Ils se regardèrent à nouveau, heureux.


341ème jour - Onze mois et 7 jour.


Il fallut attendre encore trois jours avant que le dragon n'ouvre les yeux. Merlin s'était installé dans un grand fauteuil et lisait tranquillement. Il se précipita au dehors et chargea un garde de retrouver Arthur dans les plus brefs délais. Ensuite il revint se positionner devant l'aquarium et pour la première fois, le dragon le regarda. Il le vit ouvrir sa bouche mais sans qu'aucun son n'en sorte. Elenwë rampa alors vers lui. Merlin posa sa main à nouveau sur la vitre. Il se mordit la lèvre. Le reconnaissait-il ? Savait-il qui il était pour lui ? Après plusieurs minutes, il le vit retourner auprès d'Edwan et ce n'est qu'à cet instant que Merlin remarqua que le bébé avait lui aussi les yeux ouverts. Plissés, mais bien ouverts. Il se tortilla plusieurs fois, sans comprendre.

Merlin avait tellement peur, était-il bien ? Avait-il mal ? Pourquoi n'ouvrait-il pas la bouche ? Il ne pleurait pas non plus. Arthur pénétra rapidement la pièce, complètement essoufflé. Il s'émerveilla comme son mari.

- Ils ont tous les deux les yeux bleus.

Merlin hocha. Enfin Elenwë déplia de nouveau ses ailes, chose qu'il faisait de plus en plus facilement et se posa sur ses pattes. Il marcha jusqu'au bébé et le poussa de la gueule.

- N'embête pas ton frère, grogna Arthur.

Il le poussa encore, dans le ventre cette fois puis lui lécha le contour du cordon.

- Qu'est-ce qu'il fait ? S'inquiéta Merlin.

- Je crois qu'il se prépare à manger le cordon.

Arthur réagit très vite. Il attrapa la serviette suspendue au moment même où la gueule complètement dépourvu de crocs du bébé dragon se referma sur le cordon. Etrangement, celui-ci se coupa quand même. Merlin plongea les mains dans l'eau chaude et sortit Edwan. Il le posa dans la serviette d'Arthur qui lui déboucha immédiatement le nez. Et pour la première fois, l'enfant ouvrit la bouche et poussa son premier cri.
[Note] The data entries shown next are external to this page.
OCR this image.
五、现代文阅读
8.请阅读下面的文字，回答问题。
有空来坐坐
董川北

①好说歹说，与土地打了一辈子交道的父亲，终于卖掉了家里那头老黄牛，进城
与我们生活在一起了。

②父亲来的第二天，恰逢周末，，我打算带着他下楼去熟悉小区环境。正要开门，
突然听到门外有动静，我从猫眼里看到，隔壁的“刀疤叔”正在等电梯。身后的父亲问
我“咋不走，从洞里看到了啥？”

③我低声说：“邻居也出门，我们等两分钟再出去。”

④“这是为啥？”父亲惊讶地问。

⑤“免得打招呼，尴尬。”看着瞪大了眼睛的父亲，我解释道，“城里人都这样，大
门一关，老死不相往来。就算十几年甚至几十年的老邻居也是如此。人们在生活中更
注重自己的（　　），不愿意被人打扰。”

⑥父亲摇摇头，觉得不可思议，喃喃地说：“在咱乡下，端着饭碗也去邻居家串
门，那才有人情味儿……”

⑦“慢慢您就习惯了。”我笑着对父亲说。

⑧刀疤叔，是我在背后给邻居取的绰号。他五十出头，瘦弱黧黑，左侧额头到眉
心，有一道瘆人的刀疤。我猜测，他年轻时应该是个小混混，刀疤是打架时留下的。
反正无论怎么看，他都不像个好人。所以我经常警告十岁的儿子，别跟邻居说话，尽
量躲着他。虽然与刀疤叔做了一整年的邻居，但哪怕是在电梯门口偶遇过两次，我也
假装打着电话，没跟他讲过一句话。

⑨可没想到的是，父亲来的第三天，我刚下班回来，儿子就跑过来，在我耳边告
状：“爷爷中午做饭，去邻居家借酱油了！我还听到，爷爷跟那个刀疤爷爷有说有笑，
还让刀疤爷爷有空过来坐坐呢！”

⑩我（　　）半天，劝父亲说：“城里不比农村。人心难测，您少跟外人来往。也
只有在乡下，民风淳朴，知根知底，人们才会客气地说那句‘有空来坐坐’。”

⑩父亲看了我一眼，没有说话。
Le dragon toujours dans l'eau arrêta de mâchouiller le cordon pour le regarder. Il déplia ses ailes et en deux battements se retrouva hors de l'eau, sur le rebord. Merlin eut tout juste le temps de le rattraper avant qu'il ne glisse sur ses pattes flémardes et peu habituées à la gravité. Et bien sûr, les poumons du dragon se mirent aussi en marche, et à son tour il poussa des petits cris, semblables à des miaulements de loup qui vient de naître.

Les deux bébés pleuraient presque en même temps. Les deux rois se regardèrent, les yeux ébahis. Avant que le blond sourît.
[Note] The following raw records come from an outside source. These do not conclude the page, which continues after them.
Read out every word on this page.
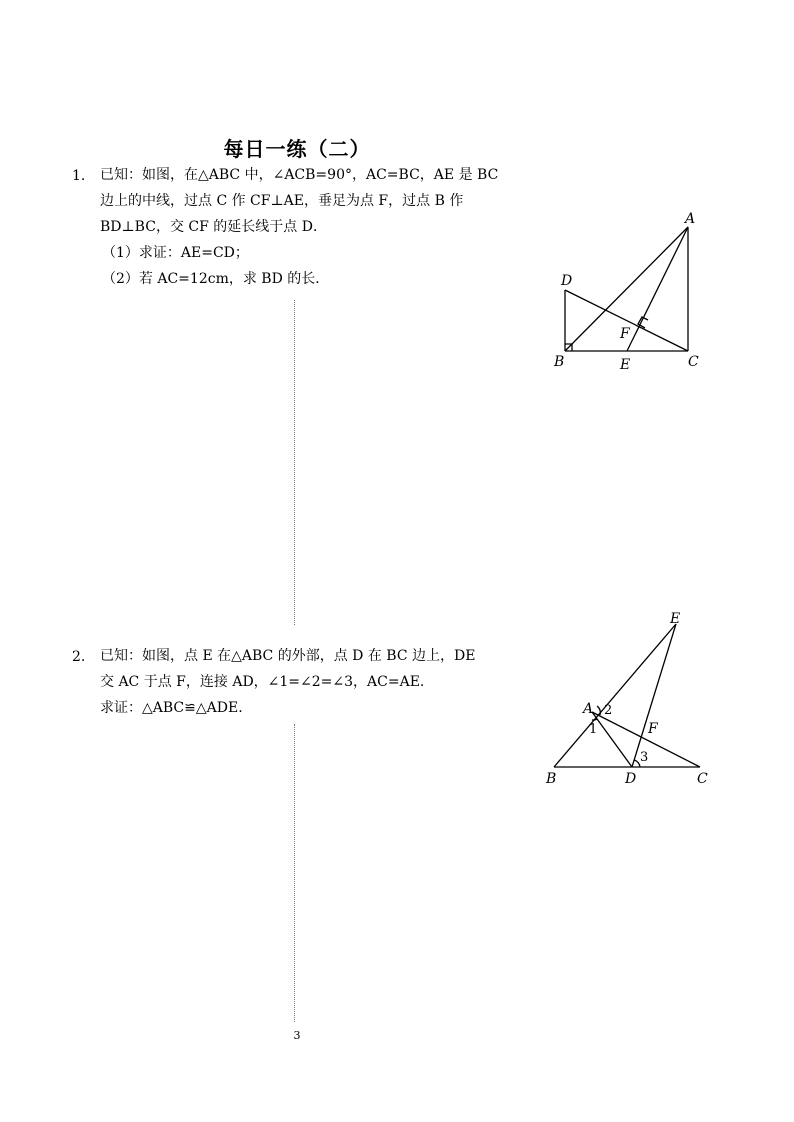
每日一练（二）
1. 已知：如图，在△ABC 中，∠ACB=90°，AC=BC，AE 是 BC
边上的中线，过点 C 作 CF⊥AE，垂足为点 F，过点 B 作
BD⊥BC，交 CF 的延长线于点 D．
（1）求证：AE=CD；
（2）若 AC=12cm，求 BD 的长．
A
B	C
D
E
F
2. 已知：如图，点 E 在△ABC 的外部，点 D 在 BC 边上，DE
交 AC 于点 F，连接 AD，∠1=∠2=∠3，AC=AE.
求证：△ABC≌△ADE.
E
A
B	D	C
F
1
2
3
3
- On les remet dans l'eau ?

Merlin éclata de rire. Il emporta son bébé et se rassit sur le lit. Il le couvrit d'une autre serviette, et posa ses doigts sur sa gueule. Presque automatiquement, Elenwë se calma et attrapa de ses longs doigts encore dépourvu de griffes sa main. Il la mit dans sa bouche et mâchouilla sans le mordre ni lui faire mal. Il poussa des gloussements, un mélange de caquètement et roucoulement.

Dans les bras d'Arthur, Edwan se calma aussi. Et bien sûr ils se rendormirent presqu'en même temps. Arthur soupira de contentement et s'assit près du brun.

- On risque d'en baver tu sais ça, murmura Arthur.

- Je te rappellerais à qui est la faute ?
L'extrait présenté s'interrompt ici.